Caring Hearts
Imagine Schools South Lake

Students will hear a story about a character who hurts his classmate’s feelings by writing a mean poem in her Valentine’s Day card. Student will then share experiences in which they hurt someone feelings or in which their feelings were hurt. After each experience is shared, students will make a fold in a paper heart. After everyone has shared, students will see how “wrinkled” someone’s heart can become when hurtful things are said.

Students will understand the impact that hurtful words can have on their classmates’ feelings
Students will use kind words and treat others’ hearts in a caring manner.
Book – Roses are Pink, Your Feet Really Stink by Diane De Groat (1997, HarperCollins)
Red construction paper
Give students pre-cut construction paper hearts (or have students cut their own hearts and tie in a math symmetry lesson and some fine-motor skills.)
Have students sit in a circle with their paper hearts.
Read the book Roses are Pink, Your Feet Really Stink.
Ask students how they would feel if someone wrote something mean in their Valentine’s Day card.

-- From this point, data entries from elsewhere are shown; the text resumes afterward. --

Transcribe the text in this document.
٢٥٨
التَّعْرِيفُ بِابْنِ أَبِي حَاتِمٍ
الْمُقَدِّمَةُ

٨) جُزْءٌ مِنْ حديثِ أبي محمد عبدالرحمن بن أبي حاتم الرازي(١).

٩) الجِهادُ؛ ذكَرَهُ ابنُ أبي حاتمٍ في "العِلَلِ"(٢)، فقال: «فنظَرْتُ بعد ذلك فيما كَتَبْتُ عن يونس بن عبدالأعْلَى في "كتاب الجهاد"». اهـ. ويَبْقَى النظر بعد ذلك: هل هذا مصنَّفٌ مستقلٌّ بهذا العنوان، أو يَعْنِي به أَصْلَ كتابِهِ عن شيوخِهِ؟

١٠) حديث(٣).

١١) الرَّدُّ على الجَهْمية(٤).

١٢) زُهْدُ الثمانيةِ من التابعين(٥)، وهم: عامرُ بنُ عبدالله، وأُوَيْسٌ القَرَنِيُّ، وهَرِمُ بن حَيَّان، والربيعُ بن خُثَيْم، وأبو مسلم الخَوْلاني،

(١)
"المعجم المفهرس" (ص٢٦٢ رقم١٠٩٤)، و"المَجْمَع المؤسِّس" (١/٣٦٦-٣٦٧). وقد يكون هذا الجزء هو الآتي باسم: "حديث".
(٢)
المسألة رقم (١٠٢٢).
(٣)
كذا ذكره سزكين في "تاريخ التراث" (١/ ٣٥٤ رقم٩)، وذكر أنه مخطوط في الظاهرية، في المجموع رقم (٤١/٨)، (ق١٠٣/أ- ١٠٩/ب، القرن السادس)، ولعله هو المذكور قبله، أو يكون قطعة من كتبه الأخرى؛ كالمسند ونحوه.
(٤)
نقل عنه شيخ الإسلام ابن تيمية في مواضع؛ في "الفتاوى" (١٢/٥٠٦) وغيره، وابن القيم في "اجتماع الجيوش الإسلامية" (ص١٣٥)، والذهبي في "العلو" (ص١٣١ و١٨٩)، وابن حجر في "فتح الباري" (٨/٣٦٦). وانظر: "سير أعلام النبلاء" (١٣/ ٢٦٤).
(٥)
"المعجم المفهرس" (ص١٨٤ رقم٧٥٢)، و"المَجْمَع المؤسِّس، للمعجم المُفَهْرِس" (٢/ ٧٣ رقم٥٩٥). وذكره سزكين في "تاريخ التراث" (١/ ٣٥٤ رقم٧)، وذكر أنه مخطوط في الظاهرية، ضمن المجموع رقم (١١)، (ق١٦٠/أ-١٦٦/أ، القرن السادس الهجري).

Allow 4 or 5 students to respond.
Next, invite students to share stories about times that they hurt someone’s feelings or that someone hurt their feelings. The teacher can model by sharing a story first.
After each person shares a story, have everyone make a fold in their hearts.
After everyone has had an opportunity to share and the hearts have been folded several times, ask students to unfold their hearts and describe how their hearts look.
Discuss that every time we say hurtful things to others, we put “wrinkles” in their hearts that can never be ironed out, so we should always try to say nice things to our friends.
The teacher will observe behavior in the weeks following the exercise and commend students when they are observed saying nice things to others, or remind students about the wrinkled hearts when they are observed saying unkind things. A data chart can be used to track success.